Ко всему тому документы на отъезд уже были поданы, с работы оба уволились, и уже несколько месяцев семья жила на истерическом подъеме: и радостно, и весело, и страшно… Не совсем понятно было, то ли отпустят, то ли откажут, то ли вообще посадят. За отцом водились какие-то грешки: что-то где-то опубликовал, подписал, высказал. Уже год как длилось это затяжное прощание с Россией и с любимыми друзьями, и они то вдруг срывались в Ленинград, то снимали Лилю с учёбы и тащили в Самарканд, то обнаруживали каких-то неизвестных родственников на Украине, приглашали их на прощанье, и целую неделю по квартире тяжко топали две толстые пожилые еврейки такого провинциального покроя, что и вообразить невозможно, – помесь Шолом Алейхема с антисемитскими пародиями.
Лиля никакие могла решить, стоит ли пытаться поступать в университет. Что не примут, это само собой разумеется, но ведь надо себя проверить, попробовать. А если примут – ещё того глупее… Мама отговаривала – брось, занимайся языком, это тебе важнее. Мама имела в виду, конечно, иврит. Отец считал, что она должна поступать, и говорил матери в ночной тишине, секретно от Лили:
– Пусть у неё будет свой опыт, ей слишком хорошо живётся. Пусть завалится для укрепления еврейского самосознания…
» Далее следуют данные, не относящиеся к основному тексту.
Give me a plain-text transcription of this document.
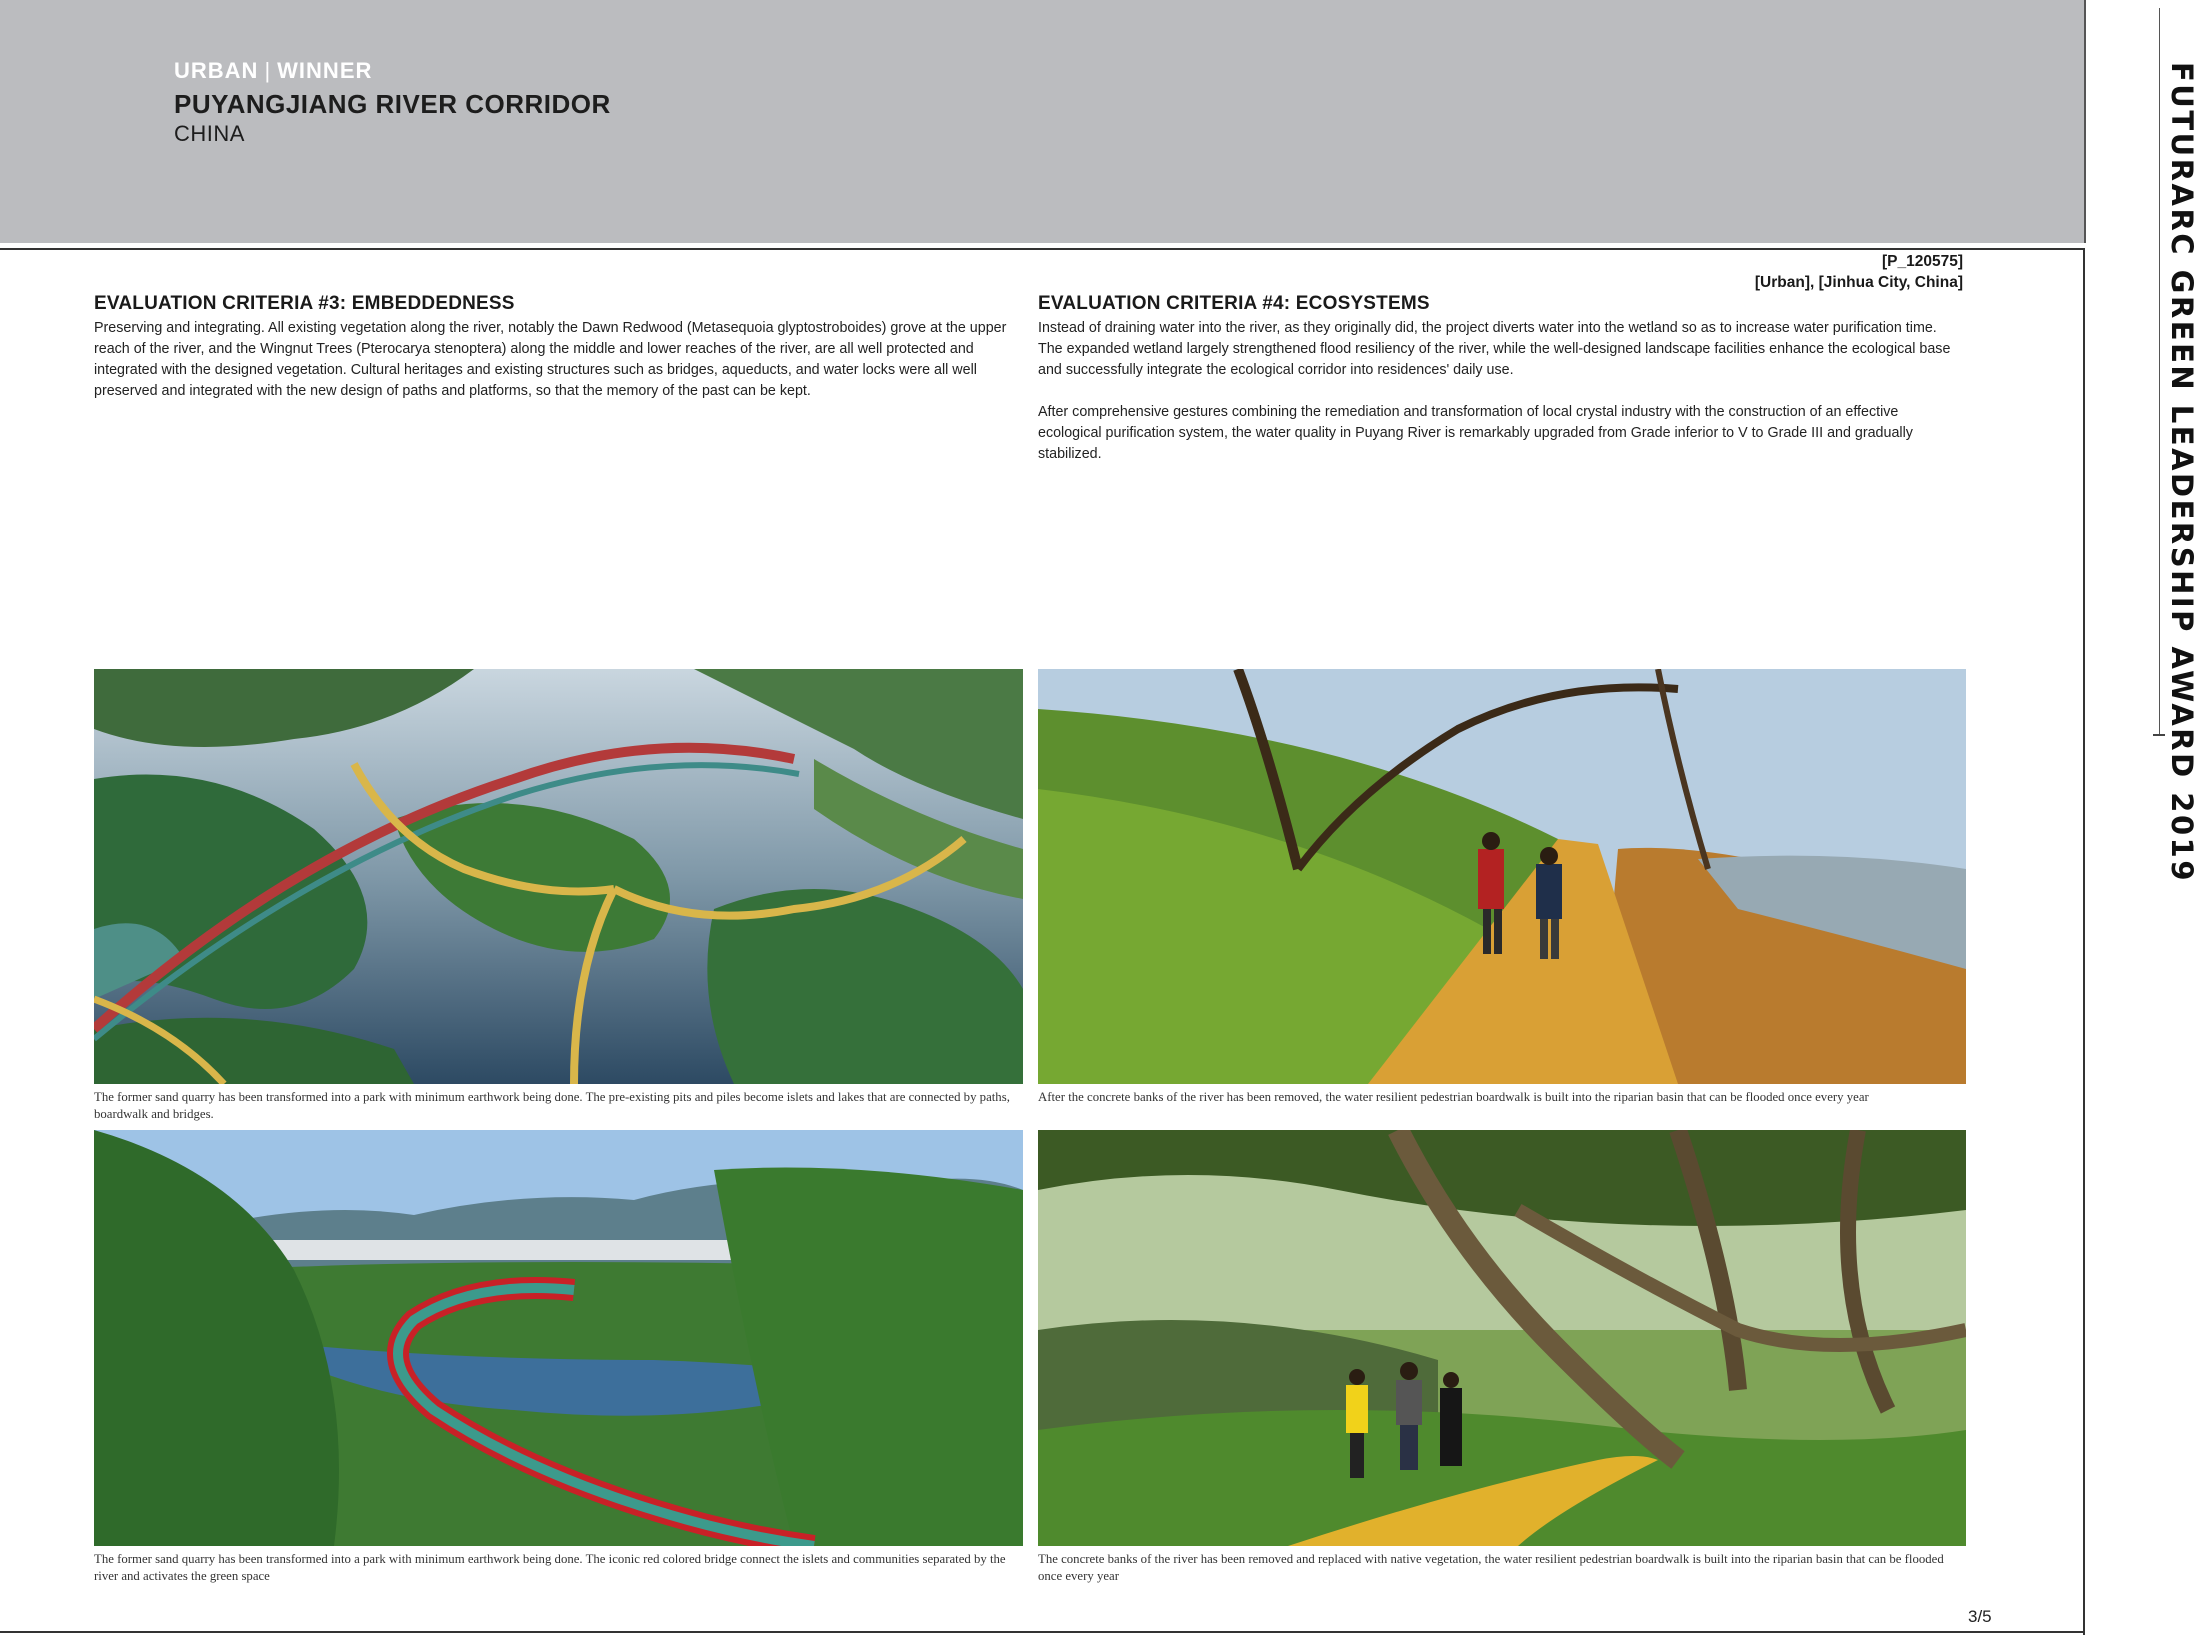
URBAN | WINNER
PUYANGJIANG RIVER CORRIDOR
CHINA	FUTURARC GREEN LEADERSHIP AWARD 2019
[P_120575]
[Urban], [Jinhua City, China]
EVALUATION CRITERIA #3: EMBEDDEDNESS

Preserving and integrating. All existing vegetation along the river, notably the Dawn Redwood (Metasequoia glyptostroboides) grove at the upper reach of the river, and the Wingnut Trees (Pterocarya stenoptera) along the middle and lower reaches of the river, are all well protected and integrated with the designed vegetation. Cultural heritages and existing structures such as bridges, aqueducts, and water locks were all well preserved and integrated with the new design of paths and platforms, so that the memory of the past can be kept.

EVALUATION CRITERIA #4: ECOSYSTEMS

Instead of draining water into the river, as they originally did, the project diverts water into the wetland so as to increase water purification time. The expanded wetland largely strengthened flood resiliency of the river, while the well-designed landscape facilities enhance the ecological base and successfully integrate the ecological corridor into residences' daily use.

After comprehensive gestures combining the remediation and transformation of local crystal industry with the construction of an effective ecological purification system, the water quality in Puyang River is remarkably upgraded from Grade inferior to V to Grade III and gradually stabilized.

The former sand quarry has been transformed into a park with minimum earthwork being done. The pre-existing pits and piles become islets and lakes that are connected by paths, boardwalk and bridges.
After the concrete banks of the river has been removed, the water resilient pedestrian boardwalk is built into the riparian basin that can be flooded once every year
The former sand quarry has been transformed into a park with minimum earthwork being done. The iconic red colored bridge connect the islets and communities separated by the river and activates the green space
The concrete banks of the river has been removed and replaced with native vegetation, the water resilient pedestrian boardwalk is built into the riparian basin that can be flooded once every year
3/5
После Нового года Лиля как-то расслабилась, плюнула на подготовку к экзаменам, стала прогуливать школу и пристрастилась к бессмысленным и бесцельным прогулкам по утренней Москве. Шурик, напротив, исправлял наметившиеся было тройки по алгебре и физике и наводил лоск на предметы, по которым ему предстояло экзаменоваться.
Ближе к весне Вера Александровна взяла отпуск, чтобы уделять мальчику побольше внимания. Но это было совершенно излишне: Шурик проявлял неожиданную высокоорганизованность, много занимался и мало слушал Эллу Фицджералд. К нему теперь приходила на дом преподавательница русского языка и литературы, и к историку он ездил два раза в неделю. Экзамены на аттестат зрелости он сдал почти на отлично, даже удивив преподавателей математики и физики. Школа была окончена, оставался последний рывок, но, к неудовольствию Веры, каждый вечер он уходил из дому и возвращался Бог знает когда. Большую часть вечеров он проводил с Лилей. Некоторую – с Матильдой Павловной. Но об этом он не докладывал.
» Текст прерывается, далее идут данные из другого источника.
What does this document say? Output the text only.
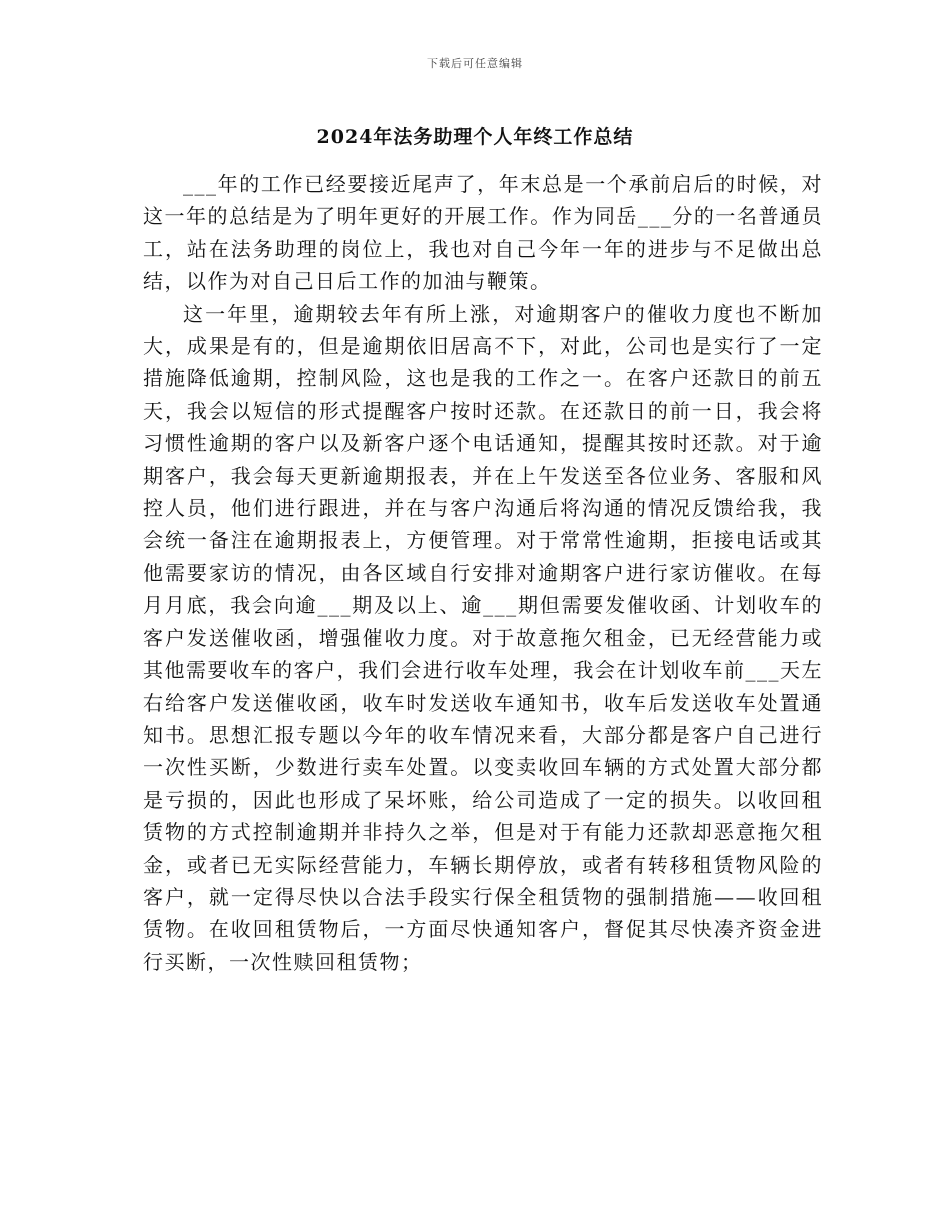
下载后可任意编辑
2024年法务助理个人年终工作总结

___年的工作已经要接近尾声了，年末总是一个承前启后的时候，对这一年的总结是为了明年更好的开展工作。作为同岳___分的一名普通员工，站在法务助理的岗位上，我也对自己今年一年的进步与不足做出总结，以作为对自己日后工作的加油与鞭策。

这一年里，逾期较去年有所上涨，对逾期客户的催收力度也不断加大，成果是有的，但是逾期依旧居高不下，对此，公司也是实行了一定措施降低逾期，控制风险，这也是我的工作之一。在客户还款日的前五天，我会以短信的形式提醒客户按时还款。在还款日的前一日，我会将习惯性逾期的客户以及新客户逐个电话通知，提醒其按时还款。对于逾期客户，我会每天更新逾期报表，并在上午发送至各位业务、客服和风控人员，他们进行跟进，并在与客户沟通后将沟通的情况反馈给我，我会统一备注在逾期报表上，方便管理。对于常常性逾期，拒接电话或其他需要家访的情况，由各区域自行安排对逾期客户进行家访催收。在每月月底，我会向逾___期及以上、逾___期但需要发催收函、计划收车的客户发送催收函，增强催收力度。对于故意拖欠租金，已无经营能力或其他需要收车的客户，我们会进行收车处理，我会在计划收车前___天左右给客户发送催收函，收车时发送收车通知书，收车后发送收车处置通知书。思想汇报专题以今年的收车情况来看，大部分都是客户自己进行一次性买断，少数进行卖车处置。以变卖收回车辆的方式处置大部分都是亏损的，因此也形成了呆坏账，给公司造成了一定的损失。以收回租赁物的方式控制逾期并非持久之举，但是对于有能力还款却恶意拖欠租金，或者已无实际经营能力，车辆长期停放，或者有转移租赁物风险的客户，就一定得尽快以合法手段实行保全租赁物的强制措施——收回租赁物。在收回租赁物后，一方面尽快通知客户，督促其尽快凑齐资金进行买断，一次性赎回租赁物；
Иногда Лиля и сама приезжала к Шурику. По каким-то таинственным признакам можно было заключить, что скоро Ласкины получат разрешение, и это придавало острый вкус их отношениям: было ясно, что расстаются они навсегда. Вера за это время несколько к Лиле смягчилась, хотя по-прежнему считала её взбалмошной и несерьёзной. Но очаровательной.
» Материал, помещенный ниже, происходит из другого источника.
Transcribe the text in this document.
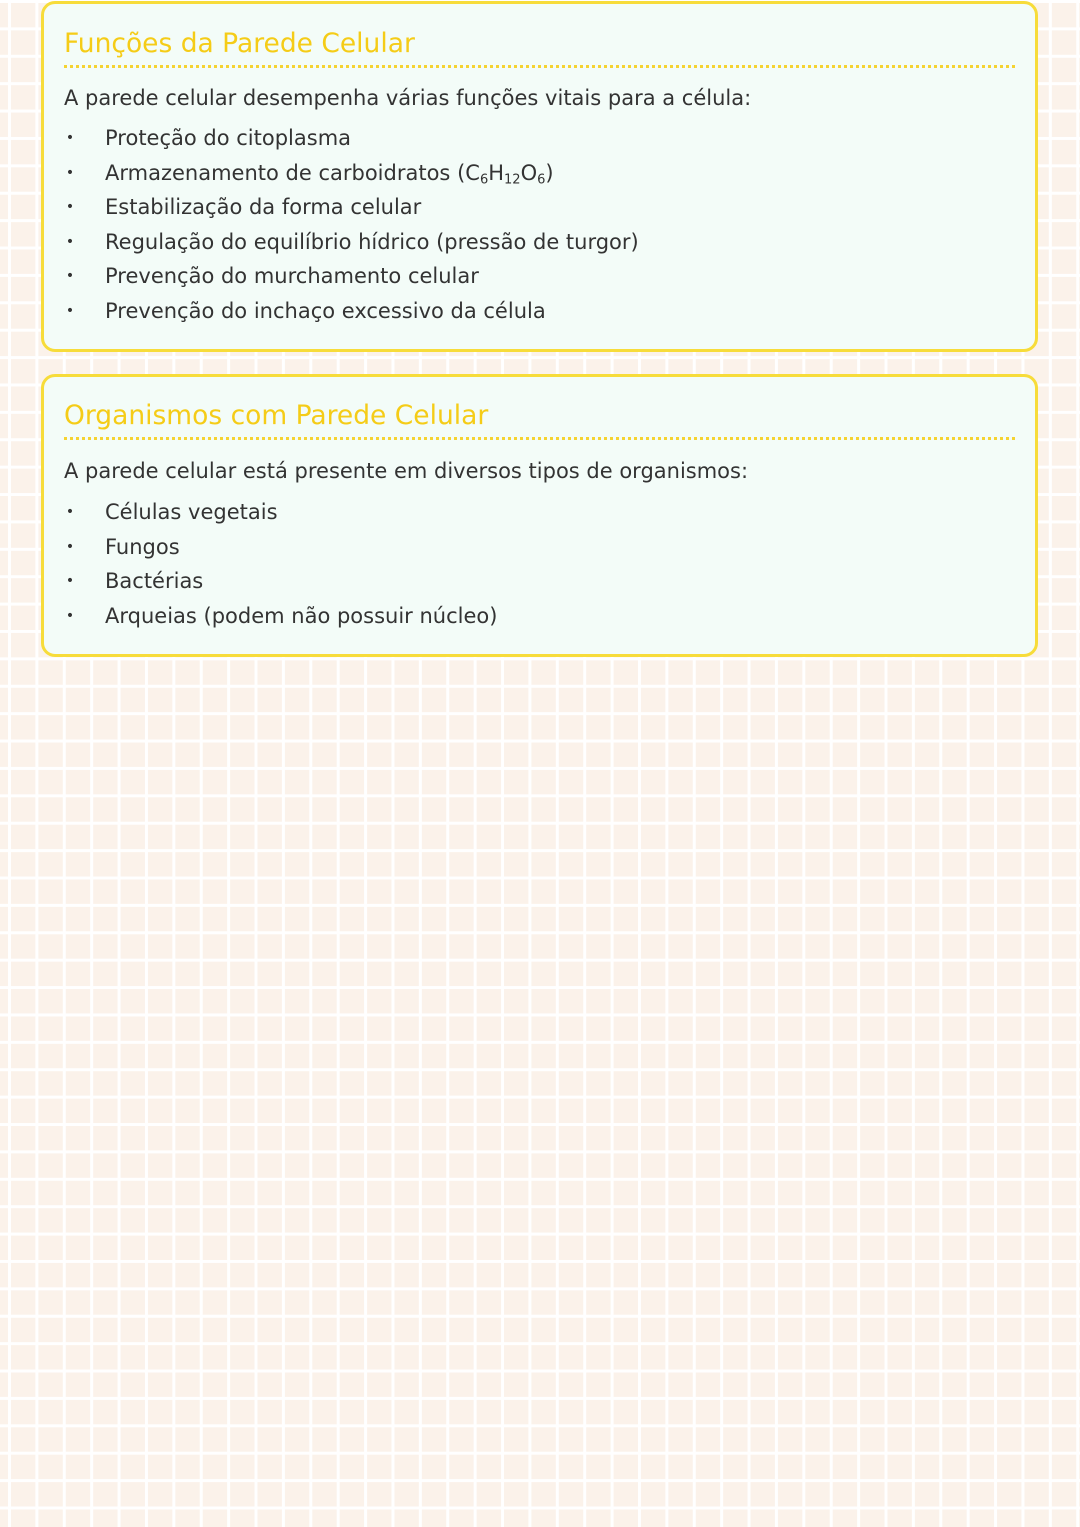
Funções da Parede Celular

A parede celular desempenha várias funções vitais para a célula:

• Proteção do citoplasma
• Armazenamento de carboidratos $(C_6H_{12}O_6)$
• Estabilização da forma celular
• Regulação do equilíbrio hídrico (pressão de turgor)
• Prevenção do murchamento celular
• Prevenção do inchaço excessivo da célula
Organismos com Parede Celular

A parede celular está presente em diversos tipos de organismos:

• Células vegetais
• Fungos
• Bactérias
• Arqueias (podem não possuir núcleo)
Почти каждый вечер они гуляли по Москве. Заезжали иногда в какой-нибудь незнакомый район вроде Лефортова или Марьиной Рощи, и чуткая Лиля со своим прощальным зрением научала Шурика видеть то, чего она и сама раньше не умела: осевший на задние лапы, как старый пес, дом, слепой поворот обмелевшей улицы, старое дерево с протянутой рукой нищенки… Они терялись в проходных дворах Замоскворечья, вдруг выходили на пустую набережную, а то за двумя скучными домами находили чудесную церковку с освещенным полуподвальным окном, и Лиля плакала от неясных предчувствий, от необъяснимого страха перед желанным отъездом, и они, прислонившись к ветхому забору или устроившись на уютной скамеечке, сладко и опасно целовались. Лиля вела себя гораздо более дерзко, чем Шурик, и они неостановимо приближались если не к цели, то к некоторой границе. Шурикова недавнего опыта хватало, чтобы уклониться от последнего свершения, но девочкины ласки доставляли новое наслаждение и совсем иное, чем то, что он находил у Матильды Павловны. Впрочем, и то и другое было прекрасно, одно другому не мешало и не противоречило. Лиля, тонкая и безгрудая, была вовсе не костлява, а плотна и мускулиста повсюду, куда доставали его пальцы. Он знал на ощупь те влажные места, где поверхность, извернувшись, превращалась во внутренность, и от прикосновения к которым она тонко, как щенок, стонала.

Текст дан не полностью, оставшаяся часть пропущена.